# MILFORD DUKE



## rustytrawler (Jul 6, 2021)

Is it possible to find a crew list for the MILFORD DUKE i think it was built around 1949 near Hull a crew from Milford arrived in Hull and they fished it's way back to Milford, i was told they were a man short to sail, and i am trying to find out if it was my dad who made up the crew on DUKE'S first trip back to Milford.thank's.... I have been in touch with llangibby eclipse and Milford trawlers, but no luck yet the Dukes first skipper was Albert Saunders.


----------



## wightspirit (Feb 15, 2008)

Crew agreements for 1949 and 1950, for Official number 183931 (Milford Duke), here:




__





Search results: 183931 | The National Archives


The official archive of the UK government. Our vision is to lead and transform information management, guarantee the survival of today's information for tomorrow and bring history to life for everyone.




discovery.nationalarchives.gov.uk





Not downloadable so it means a personal visit or pay the staff to copy them for you.

Dave W


----------



## rustytrawler (Jul 6, 2021)

Hi Dave thank you for your help in looking for dad's records regards rustytrawler


----------



## Puffin's skipper (Nov 15, 2011)

rustytrawler said:


> Is it possible to find a crew list for the MILFORD DUKE i think it was built around 1949 near Hull a crew from Milford arrived in Hull and they fished it's way back to Milford, i was told they were a man short to sail, and i am trying to find out if it was my dad who made up the crew on DUKE'S first trip back to Milford.thank's.... I have been in touch with llangibby eclipse and Milford trawlers, but no luck yet the Dukes first skipper was Albert Saunders.
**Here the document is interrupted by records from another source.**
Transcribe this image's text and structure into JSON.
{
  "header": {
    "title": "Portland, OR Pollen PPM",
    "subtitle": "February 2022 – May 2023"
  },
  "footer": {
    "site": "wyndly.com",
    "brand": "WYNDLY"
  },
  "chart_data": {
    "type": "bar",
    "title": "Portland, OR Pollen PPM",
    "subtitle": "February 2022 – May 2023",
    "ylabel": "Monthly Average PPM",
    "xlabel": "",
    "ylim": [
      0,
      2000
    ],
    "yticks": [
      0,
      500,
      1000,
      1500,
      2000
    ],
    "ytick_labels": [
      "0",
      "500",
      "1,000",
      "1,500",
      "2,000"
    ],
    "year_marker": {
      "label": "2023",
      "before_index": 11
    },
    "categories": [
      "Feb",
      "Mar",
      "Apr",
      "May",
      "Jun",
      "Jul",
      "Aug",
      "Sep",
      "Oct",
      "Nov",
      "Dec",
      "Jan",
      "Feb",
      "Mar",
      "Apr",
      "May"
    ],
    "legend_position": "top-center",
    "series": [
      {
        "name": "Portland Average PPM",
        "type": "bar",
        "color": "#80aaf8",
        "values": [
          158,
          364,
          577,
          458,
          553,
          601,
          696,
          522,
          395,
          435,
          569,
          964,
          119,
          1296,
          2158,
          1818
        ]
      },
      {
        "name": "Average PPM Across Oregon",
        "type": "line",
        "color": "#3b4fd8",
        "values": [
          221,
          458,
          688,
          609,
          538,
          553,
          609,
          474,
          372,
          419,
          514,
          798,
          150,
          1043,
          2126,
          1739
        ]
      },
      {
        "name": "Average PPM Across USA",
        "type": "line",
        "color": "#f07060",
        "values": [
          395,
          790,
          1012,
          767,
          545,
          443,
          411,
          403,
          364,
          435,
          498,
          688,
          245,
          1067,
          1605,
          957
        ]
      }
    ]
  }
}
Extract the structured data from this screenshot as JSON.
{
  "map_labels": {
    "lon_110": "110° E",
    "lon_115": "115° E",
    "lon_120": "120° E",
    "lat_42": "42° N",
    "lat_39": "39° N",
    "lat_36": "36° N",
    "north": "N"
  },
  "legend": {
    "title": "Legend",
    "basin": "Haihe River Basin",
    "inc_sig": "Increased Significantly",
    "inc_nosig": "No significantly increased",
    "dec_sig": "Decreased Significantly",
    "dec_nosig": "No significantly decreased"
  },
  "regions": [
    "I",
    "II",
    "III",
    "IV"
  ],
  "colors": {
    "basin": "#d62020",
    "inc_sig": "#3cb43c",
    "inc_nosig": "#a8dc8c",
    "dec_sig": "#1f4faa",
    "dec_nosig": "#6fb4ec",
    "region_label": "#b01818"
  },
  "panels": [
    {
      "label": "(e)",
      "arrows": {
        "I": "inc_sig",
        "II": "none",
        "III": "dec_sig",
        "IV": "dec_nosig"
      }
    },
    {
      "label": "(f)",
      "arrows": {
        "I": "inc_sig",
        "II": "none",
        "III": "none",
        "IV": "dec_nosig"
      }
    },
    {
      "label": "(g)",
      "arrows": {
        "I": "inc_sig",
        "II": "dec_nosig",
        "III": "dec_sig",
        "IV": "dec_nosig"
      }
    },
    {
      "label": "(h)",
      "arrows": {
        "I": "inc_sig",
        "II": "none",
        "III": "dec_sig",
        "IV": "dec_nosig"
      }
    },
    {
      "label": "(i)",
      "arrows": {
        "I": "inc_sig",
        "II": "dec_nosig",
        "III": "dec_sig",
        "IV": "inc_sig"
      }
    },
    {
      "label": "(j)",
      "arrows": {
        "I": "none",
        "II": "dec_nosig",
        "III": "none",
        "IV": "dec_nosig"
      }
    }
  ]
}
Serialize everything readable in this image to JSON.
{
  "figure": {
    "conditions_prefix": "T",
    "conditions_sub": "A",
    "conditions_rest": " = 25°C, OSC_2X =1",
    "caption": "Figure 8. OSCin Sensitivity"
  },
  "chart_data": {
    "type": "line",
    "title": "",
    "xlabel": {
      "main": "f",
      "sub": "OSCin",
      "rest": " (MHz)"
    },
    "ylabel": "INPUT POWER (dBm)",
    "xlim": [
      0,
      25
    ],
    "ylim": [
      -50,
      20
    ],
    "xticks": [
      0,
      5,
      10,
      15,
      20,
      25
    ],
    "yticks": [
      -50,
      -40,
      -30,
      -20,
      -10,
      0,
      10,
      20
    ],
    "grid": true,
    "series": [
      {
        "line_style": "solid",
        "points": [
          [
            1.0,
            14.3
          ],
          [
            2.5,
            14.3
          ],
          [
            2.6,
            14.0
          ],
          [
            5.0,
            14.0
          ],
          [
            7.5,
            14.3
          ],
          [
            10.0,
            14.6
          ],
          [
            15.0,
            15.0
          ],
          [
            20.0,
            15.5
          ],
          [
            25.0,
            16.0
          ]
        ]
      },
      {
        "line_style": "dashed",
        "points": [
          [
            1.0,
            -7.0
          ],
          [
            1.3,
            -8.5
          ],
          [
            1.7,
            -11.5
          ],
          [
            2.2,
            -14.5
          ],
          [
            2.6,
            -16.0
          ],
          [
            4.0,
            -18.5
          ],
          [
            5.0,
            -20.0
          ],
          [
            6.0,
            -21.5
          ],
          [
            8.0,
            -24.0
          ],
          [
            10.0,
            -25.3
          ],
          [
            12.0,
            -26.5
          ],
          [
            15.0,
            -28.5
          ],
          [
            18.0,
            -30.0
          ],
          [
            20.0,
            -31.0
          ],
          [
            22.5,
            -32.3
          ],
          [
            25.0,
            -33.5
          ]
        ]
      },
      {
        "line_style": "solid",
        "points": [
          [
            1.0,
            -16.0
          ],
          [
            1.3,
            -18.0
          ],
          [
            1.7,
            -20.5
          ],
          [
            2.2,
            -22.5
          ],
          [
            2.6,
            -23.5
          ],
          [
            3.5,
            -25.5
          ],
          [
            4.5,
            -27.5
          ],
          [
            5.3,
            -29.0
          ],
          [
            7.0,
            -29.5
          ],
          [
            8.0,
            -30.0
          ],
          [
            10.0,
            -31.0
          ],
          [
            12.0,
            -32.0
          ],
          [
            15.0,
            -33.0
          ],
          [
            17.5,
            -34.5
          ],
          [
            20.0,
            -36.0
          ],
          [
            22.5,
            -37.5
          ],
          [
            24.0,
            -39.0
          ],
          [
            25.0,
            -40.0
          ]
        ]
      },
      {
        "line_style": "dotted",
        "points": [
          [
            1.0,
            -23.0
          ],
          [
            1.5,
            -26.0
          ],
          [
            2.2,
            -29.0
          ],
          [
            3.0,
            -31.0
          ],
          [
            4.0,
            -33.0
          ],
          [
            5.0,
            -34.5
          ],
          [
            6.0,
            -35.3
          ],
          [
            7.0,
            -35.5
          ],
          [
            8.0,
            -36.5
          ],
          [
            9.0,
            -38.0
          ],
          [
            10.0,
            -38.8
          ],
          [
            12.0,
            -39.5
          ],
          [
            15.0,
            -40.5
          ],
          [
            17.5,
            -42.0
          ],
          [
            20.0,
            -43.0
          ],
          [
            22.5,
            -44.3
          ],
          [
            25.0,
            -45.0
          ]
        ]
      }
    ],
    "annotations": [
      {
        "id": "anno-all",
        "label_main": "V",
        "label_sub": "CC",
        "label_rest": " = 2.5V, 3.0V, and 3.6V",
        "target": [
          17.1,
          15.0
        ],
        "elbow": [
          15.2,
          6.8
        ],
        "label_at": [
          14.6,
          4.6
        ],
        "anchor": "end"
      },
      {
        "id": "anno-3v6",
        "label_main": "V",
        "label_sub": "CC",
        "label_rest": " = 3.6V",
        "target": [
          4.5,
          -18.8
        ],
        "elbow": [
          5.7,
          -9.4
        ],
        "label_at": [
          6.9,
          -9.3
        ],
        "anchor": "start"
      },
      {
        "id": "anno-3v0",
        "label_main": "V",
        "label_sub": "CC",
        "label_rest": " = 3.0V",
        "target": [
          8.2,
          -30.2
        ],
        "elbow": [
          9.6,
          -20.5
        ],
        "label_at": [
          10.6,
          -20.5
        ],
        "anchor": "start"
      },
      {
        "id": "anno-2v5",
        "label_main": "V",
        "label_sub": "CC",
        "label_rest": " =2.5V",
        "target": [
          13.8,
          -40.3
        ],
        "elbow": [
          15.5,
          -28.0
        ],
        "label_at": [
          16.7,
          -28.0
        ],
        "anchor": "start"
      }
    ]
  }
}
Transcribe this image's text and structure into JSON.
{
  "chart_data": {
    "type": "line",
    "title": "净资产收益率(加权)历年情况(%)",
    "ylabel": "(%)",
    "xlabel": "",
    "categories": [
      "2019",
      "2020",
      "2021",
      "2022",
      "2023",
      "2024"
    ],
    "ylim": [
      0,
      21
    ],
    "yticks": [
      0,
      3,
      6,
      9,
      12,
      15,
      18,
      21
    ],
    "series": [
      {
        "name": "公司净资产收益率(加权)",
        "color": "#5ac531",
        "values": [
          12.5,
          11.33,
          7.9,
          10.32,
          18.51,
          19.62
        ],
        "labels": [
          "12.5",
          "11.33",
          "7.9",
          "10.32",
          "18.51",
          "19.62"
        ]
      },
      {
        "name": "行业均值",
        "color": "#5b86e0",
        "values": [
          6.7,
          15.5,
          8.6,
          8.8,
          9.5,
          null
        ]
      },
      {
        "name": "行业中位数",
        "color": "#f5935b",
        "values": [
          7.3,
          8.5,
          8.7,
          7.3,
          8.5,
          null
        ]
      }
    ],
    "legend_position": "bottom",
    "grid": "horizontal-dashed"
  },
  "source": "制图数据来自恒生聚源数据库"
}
There was an off shoot company of London Greek years ago. I was on an old beat up liberty boat called Merchant Duke, all their ships ended 'Duke' but they were all Tramp cargo steamers not trawlers.


----------



## rustytrawler (Jul 6, 2021)

Hi puffin . the ships crew were all on Milford duke, i am now trying the national archives, thanks regards rustytrawler


----------